Permits Required: SPDES, Environmental Conservation Law (ECL), Article 17 and Parts 750 - 758 of Title 6 of the the New York Compilation of Codes, Rules and Regulations (6 NYCRR); SPDES General Permit for Stormwater and Discharges from Construction Activities, Article 17 and Parts 750 - 758 of 6 NYCRR; Public Water Supply, ECL Article 15, Title 15 and 6 NYCRR Part 601; Protection of Waters, ECL Article 15, Title 5 and 6 NYCRR Part 608; Freshwater Wetlands, ECL Article 24 and 6 NYCRR Part 663; Water Quality Certification, Section 401 of Clean Water Act.
Revised Draft SPDES Permit: In response to written public comments received during the public notice period, Department staff have revised the draft SPDES permit to correct typographical errors and amend language related to the permittee's compliance with phosphorous offset program requirements. The revised draft SPDES permit is available for review during normal business hours at the NYS DEC Region 3 office as noted below. The Department has made a tentative determination to approve the revised draft SPDES permit for the discharge of a monthly average of 70,000 GPD to an unnamed tribuary to Palmer Lake (a/k/a Michael's Brook), a class B stream.
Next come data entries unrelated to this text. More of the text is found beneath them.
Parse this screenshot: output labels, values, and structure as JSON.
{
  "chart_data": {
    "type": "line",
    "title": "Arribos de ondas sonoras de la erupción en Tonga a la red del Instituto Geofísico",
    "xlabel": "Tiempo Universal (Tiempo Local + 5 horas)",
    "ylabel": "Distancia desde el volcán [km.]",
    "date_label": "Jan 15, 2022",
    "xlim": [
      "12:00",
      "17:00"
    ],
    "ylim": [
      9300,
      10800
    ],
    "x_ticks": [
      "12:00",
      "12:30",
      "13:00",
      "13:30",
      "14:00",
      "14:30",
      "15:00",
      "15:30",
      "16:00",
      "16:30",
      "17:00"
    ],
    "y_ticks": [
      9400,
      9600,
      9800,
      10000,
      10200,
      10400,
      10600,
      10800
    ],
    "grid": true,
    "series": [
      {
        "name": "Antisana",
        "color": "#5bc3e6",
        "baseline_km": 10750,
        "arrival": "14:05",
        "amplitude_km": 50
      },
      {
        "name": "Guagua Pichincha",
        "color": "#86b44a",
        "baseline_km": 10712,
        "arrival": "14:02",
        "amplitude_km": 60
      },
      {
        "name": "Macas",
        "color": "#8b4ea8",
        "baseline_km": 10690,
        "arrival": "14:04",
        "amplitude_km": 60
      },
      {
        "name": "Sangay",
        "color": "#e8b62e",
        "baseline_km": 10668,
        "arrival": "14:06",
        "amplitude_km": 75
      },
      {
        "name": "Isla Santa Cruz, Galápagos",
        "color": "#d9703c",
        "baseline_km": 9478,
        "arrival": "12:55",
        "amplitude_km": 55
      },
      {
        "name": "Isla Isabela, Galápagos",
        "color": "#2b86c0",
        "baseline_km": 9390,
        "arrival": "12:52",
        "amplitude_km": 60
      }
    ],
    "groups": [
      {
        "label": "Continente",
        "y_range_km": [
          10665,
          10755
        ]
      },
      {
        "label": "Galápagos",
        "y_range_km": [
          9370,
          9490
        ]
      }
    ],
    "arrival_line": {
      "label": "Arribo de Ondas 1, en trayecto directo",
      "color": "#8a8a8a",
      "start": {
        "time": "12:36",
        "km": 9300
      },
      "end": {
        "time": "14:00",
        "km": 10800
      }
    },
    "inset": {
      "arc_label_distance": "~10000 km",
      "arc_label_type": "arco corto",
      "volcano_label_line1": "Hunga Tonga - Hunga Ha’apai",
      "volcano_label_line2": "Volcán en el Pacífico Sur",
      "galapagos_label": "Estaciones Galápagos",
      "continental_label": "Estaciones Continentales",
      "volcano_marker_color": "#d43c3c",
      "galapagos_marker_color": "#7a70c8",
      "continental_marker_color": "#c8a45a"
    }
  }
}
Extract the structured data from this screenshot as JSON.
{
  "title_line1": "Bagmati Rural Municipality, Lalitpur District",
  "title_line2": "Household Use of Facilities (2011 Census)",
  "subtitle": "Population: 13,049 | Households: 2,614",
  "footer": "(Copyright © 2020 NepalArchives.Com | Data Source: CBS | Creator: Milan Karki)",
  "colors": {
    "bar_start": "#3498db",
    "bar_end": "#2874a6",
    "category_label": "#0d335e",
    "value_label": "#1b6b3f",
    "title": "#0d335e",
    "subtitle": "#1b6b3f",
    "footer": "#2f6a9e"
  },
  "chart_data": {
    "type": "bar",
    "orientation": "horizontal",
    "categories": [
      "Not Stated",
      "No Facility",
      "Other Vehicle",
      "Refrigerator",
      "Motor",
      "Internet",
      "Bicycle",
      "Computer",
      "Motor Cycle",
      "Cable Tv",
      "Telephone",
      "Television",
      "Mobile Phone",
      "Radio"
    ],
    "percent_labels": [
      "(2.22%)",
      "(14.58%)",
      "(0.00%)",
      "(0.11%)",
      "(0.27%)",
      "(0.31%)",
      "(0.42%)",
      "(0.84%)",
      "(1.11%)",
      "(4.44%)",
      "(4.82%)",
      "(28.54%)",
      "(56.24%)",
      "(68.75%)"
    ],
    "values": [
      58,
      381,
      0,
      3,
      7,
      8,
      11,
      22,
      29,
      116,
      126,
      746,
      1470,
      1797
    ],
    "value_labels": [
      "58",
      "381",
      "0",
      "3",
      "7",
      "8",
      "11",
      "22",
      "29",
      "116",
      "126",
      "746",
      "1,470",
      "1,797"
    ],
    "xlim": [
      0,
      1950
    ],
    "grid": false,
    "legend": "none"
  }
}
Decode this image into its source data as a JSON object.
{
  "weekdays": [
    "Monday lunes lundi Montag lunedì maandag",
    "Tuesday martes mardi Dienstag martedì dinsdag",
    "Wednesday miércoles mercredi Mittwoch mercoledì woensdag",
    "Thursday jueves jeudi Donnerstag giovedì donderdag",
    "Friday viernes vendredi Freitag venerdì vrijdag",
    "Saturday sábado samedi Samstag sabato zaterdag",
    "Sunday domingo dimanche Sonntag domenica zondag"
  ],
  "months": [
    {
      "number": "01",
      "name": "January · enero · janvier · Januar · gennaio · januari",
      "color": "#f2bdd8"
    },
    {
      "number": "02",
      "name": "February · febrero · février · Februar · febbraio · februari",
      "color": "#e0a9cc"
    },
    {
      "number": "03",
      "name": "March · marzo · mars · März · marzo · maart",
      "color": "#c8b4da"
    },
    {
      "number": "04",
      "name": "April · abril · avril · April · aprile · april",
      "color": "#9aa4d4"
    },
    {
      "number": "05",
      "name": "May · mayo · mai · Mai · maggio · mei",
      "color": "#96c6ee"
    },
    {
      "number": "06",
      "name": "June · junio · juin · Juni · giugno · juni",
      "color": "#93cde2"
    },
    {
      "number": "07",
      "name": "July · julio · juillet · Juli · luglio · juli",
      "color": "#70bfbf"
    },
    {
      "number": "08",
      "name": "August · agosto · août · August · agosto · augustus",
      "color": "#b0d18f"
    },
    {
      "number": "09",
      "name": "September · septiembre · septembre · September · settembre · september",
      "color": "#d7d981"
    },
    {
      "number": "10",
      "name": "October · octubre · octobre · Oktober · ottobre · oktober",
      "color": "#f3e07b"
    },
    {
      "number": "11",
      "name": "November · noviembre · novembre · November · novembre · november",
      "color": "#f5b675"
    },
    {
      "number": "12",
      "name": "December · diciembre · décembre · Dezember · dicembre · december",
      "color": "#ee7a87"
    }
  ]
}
The 1988 SPDES permit issued for this project was for a 313-unit proposal allowing a monthly average discharge of up to 102,000 GPD to the same stream. In addition, effluent limitations for phosphorous will be reduced from 1.0 mg/l in the 1988 SPDES permit to 0.05 mg/l; and seasonal limitations for nitrogen will also be required. The Department's decision on the revised draft SPDES permit remains contingent on the applicant's formation of a sewage works corporation in accordance with Article 10 of the New York State Transportation Corporations Law, or satisfying the criteria for a variance pursuant to the Department's SPDES regulations contained in 6 NYCRR Part 752.1 (f).
Public Hearing: As a result of the comments received after publication of the notice of complete application in February 2008, the Department staff has revised the draft SPDES permit and determined to hold a legislative hearing to receive public comment. The hearing to receive comments on the available draft permits and permit applications will be held on Wednesday, September 24, 2008 at 7:00 p.m. at the Knights of Columbus, 10 Fair Street, Carmel, New York.
It is not necessary to file in advance to speak at the legislative hearing. All those individuals, organizations, and businesses who wish to provide comments are encouraged to attend. Lengthy statements should be in writing and summarized for oral presentation. Written comments are also welcome up to and including October 6, 2008 and should be mailed to Scott Sheeley at the address noted below. Equal weight will be given to both oral and written statements. The hearing location is reasonably accessible to persons with a mobility impairment. Pursuant to the State Administrative Procedure Act (SAPA), interpreter services shall be made available to hearing impaired persons, at no charge, upon written request to Scott Sheeley at the address noted below.
Department Staff's Position: The NYS DEC staff has tentatively determined that the proposed project is in accordance with all applicable environmental laws and regulations and has produced draft water supply and SPDES permits for the public's review.